Я раздеваюсь, ложусь спать, и через полчаса аббат Гама стучит в мою дверь; я тяну за шнур. Он входит, говоря мне, что монсеньор желает, чтобы я спустился.
— Маркиза Г. и кардинал С.К. спрашивают вас.
— Мне очень жаль. Пойдите и скажите им правду. Скажите также, если хотите, что я болен.

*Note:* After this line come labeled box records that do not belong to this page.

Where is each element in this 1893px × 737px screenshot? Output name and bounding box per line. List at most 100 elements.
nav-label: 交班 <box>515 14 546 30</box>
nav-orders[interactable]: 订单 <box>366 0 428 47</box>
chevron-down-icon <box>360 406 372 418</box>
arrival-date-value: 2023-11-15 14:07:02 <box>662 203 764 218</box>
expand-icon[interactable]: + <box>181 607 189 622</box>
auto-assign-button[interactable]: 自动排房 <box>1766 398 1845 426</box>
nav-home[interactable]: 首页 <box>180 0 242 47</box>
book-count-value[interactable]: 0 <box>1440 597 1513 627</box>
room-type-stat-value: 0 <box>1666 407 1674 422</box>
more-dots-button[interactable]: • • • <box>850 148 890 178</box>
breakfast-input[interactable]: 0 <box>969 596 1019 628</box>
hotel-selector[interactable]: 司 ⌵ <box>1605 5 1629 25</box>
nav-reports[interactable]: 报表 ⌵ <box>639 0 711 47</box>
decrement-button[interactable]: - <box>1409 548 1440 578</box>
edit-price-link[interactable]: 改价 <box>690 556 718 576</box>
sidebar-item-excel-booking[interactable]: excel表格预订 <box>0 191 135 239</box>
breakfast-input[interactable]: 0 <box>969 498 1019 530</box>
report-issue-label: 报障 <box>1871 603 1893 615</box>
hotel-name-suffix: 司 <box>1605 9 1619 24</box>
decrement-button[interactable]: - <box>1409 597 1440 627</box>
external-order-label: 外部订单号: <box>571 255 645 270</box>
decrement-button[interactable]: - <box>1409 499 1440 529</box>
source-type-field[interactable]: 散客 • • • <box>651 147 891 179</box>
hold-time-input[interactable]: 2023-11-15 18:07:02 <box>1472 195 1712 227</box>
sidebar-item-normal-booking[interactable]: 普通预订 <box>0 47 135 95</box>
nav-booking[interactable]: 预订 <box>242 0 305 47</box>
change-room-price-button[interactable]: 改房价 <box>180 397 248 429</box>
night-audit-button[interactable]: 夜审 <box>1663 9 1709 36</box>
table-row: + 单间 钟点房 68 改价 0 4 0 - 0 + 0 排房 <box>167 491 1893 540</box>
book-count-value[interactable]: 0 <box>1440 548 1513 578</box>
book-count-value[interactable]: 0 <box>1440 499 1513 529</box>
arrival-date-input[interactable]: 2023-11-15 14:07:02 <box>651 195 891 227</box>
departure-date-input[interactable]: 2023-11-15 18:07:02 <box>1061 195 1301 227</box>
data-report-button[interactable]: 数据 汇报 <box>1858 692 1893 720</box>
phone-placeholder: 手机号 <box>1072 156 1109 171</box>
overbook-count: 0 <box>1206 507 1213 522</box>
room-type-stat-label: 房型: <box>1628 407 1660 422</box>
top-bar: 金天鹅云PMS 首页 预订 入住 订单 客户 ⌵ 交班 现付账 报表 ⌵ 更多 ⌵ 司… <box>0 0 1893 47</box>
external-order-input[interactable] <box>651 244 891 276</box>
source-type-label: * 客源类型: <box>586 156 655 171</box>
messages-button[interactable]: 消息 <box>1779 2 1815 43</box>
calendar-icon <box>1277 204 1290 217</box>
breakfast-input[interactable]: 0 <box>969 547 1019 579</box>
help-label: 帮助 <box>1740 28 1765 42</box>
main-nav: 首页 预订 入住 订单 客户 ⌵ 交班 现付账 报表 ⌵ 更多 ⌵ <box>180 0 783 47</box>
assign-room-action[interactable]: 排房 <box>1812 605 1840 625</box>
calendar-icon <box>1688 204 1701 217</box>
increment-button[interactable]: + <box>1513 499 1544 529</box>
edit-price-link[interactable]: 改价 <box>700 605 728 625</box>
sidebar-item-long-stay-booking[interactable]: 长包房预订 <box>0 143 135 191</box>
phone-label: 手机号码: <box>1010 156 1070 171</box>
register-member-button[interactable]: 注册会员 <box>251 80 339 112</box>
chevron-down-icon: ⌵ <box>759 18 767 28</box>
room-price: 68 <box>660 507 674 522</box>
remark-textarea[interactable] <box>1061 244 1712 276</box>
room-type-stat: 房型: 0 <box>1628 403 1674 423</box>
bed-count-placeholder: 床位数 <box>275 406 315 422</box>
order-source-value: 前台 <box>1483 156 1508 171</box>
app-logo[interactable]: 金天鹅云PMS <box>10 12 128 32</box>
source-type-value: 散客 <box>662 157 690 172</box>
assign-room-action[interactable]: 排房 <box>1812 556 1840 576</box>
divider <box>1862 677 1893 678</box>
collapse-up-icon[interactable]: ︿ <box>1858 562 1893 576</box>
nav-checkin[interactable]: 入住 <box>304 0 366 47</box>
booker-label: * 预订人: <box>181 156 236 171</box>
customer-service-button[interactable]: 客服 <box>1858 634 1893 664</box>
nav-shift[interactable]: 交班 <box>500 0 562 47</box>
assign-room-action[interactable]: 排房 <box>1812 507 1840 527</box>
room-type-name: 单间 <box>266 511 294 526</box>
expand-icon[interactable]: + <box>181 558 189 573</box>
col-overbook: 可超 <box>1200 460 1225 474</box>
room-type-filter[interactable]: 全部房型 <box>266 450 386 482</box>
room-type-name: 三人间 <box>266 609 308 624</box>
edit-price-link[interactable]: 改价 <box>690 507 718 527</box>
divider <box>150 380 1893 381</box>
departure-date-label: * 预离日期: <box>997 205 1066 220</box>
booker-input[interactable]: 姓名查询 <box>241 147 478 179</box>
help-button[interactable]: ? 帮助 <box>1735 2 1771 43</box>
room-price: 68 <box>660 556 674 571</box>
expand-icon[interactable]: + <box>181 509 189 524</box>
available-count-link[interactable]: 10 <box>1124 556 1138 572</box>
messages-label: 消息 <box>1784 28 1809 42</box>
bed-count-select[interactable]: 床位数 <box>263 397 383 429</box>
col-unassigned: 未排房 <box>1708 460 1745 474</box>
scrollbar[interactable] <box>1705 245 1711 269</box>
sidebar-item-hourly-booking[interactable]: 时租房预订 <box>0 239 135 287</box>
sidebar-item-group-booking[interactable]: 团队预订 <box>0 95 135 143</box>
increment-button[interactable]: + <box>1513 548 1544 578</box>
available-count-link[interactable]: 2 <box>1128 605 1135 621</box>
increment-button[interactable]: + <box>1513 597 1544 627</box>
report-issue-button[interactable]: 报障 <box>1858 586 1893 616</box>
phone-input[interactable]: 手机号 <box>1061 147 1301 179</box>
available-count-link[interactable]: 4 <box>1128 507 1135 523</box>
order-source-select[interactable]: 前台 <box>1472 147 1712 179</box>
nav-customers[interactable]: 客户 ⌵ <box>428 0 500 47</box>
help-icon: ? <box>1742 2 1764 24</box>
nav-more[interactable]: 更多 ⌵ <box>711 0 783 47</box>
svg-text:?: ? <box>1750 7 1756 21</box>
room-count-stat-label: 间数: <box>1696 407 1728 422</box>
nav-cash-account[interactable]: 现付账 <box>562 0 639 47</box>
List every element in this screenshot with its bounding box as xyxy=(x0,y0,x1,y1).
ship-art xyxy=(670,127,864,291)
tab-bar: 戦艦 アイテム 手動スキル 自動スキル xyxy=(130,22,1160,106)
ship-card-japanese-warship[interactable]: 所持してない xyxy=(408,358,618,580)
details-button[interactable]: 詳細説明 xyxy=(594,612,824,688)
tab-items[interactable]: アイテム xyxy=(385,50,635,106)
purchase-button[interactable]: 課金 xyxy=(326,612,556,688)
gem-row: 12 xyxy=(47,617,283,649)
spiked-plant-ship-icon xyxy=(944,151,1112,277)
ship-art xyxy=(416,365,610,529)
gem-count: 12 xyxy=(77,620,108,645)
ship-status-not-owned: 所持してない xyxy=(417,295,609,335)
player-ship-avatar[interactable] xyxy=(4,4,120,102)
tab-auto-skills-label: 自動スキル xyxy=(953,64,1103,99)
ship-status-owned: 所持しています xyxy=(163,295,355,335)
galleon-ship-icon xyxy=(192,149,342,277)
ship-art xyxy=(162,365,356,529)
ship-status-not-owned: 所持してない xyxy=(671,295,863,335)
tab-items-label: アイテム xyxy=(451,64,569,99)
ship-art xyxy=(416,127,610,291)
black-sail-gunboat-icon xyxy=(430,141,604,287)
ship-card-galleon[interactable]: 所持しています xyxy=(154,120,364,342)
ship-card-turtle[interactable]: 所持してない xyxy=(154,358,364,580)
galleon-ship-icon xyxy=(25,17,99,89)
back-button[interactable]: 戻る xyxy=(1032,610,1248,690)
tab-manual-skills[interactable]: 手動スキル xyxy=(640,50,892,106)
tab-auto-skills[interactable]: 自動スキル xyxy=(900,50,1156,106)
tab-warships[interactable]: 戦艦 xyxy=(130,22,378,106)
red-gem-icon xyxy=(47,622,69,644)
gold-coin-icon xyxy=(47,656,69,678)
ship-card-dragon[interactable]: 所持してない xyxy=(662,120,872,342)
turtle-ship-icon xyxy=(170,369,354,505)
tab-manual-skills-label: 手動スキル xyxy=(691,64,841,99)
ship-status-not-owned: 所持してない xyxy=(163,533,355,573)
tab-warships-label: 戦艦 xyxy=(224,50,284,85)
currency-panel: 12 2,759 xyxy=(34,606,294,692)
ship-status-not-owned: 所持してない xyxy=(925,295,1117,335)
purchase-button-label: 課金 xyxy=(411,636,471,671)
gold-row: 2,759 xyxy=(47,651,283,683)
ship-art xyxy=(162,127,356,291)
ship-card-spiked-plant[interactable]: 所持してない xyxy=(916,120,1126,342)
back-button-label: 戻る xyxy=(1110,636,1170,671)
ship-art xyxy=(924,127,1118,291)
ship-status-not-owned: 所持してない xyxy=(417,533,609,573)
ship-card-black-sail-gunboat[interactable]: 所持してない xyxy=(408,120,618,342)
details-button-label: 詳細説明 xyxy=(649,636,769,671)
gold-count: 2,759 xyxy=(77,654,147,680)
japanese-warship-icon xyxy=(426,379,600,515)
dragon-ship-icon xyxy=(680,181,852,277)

Не успев повернуться, я увидел, что он отправился выполнять свою комиссию. На следующее утро я получил записку от кардинала С.К., в которой он пишет, что ожидает меня на обед, что у него было кровотечение, что ему нужно поговорить со мной, и чтобы я пришел пораньше, даже если болен. Это было срочно. Я не мог ни о чем догадаться, но не ожидал ничего неприятного. Едва одевшись, я спускаюсь и иду прослушать мессу, где, я уверен, монсеньор меня видит. После мессы, он спрашивает меня мимоходом, был ли я на самом деле болен.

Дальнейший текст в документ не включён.